To do more than that will be its own challenge. The Avs are short on draft picks and prospects to use in trades, but there are also lots of teams with plenty of cap space who might want to add one of the Colorado veterans.
“I think it must be the most torturous and difficult task to sit there and go, ‘I think we should be patient. I don’t think we should make major moves,’ ” Ferraro said. “It must be really disappointing and really frustrating, because you’re close, and then you’re losing four games, so are you close? That’s what they’re wrestling with.”
When the season ends the way it did, it feels like everything and anything could be on the table.

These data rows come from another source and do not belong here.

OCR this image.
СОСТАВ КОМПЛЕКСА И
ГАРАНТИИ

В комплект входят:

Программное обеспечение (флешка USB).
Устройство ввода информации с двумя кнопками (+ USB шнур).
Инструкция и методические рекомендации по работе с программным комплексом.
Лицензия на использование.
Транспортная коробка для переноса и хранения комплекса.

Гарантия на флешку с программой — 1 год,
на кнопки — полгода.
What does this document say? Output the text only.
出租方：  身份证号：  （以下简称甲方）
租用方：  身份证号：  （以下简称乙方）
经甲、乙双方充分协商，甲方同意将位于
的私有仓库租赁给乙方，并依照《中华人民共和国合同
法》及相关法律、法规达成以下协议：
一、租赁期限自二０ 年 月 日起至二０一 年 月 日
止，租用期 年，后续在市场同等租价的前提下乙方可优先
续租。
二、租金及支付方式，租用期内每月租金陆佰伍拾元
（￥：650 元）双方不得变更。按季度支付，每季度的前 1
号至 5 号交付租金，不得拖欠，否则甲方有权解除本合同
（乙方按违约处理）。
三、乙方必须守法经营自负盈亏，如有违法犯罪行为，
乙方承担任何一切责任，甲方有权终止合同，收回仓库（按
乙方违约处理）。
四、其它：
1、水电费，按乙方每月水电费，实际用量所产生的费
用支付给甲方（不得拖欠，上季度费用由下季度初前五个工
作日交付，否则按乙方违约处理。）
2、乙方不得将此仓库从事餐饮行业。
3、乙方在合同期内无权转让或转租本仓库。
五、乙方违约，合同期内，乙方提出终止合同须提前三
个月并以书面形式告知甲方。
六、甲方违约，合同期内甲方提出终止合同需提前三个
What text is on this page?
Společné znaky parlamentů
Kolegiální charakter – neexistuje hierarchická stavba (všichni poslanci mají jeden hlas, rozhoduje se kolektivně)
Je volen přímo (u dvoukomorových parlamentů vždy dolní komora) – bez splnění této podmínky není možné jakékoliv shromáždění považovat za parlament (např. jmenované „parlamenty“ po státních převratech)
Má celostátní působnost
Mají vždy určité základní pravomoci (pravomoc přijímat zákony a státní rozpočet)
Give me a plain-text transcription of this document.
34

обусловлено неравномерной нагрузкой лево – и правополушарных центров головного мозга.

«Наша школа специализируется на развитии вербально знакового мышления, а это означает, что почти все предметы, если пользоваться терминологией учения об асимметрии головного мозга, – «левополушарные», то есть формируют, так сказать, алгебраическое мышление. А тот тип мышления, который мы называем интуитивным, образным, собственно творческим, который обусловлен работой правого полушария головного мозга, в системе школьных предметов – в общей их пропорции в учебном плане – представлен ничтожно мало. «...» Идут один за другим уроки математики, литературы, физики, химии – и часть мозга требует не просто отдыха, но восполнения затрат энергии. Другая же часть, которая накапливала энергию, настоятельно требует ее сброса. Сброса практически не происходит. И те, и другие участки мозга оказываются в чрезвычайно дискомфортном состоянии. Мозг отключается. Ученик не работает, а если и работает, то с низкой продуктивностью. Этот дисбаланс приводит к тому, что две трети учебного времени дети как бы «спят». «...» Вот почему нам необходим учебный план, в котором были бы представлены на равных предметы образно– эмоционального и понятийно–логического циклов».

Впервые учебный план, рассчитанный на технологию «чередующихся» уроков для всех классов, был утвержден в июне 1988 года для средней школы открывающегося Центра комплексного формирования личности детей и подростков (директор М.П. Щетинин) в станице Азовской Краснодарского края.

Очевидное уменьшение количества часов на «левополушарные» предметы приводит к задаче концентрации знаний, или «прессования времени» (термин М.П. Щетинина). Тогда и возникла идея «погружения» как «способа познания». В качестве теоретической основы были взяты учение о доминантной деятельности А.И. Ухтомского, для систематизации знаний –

There were similar feelings a year ago, with a stunning Game 7 loss to Dallas still fresh in everyone’s minds.
MacFarland, along with team president Joe Sakic, preached patience then, and belief in this group. They were rewarded with the best regular season in franchise history, and an 8-1 romp through the first half of the playoffs.
But then the Western Conference Final happened. How the Avs respond will affect not only their chances of winning the Stanley Cup in 2027 but also years beyond that.
It’s an aging group. It’s also a group that just ran the league for six months. The forthcoming decisions are not going to be easy.
“Itap going to be an interesting summer, because they’ve shown they will be aggressive,” Schneider said. “They’re similar to Vegas in that sense, where they’re not afraid to make a change. There’s no sacred cows there. If anybody was willing to pull off a pretty bold move, I wouldn’t be surprised if it was them.”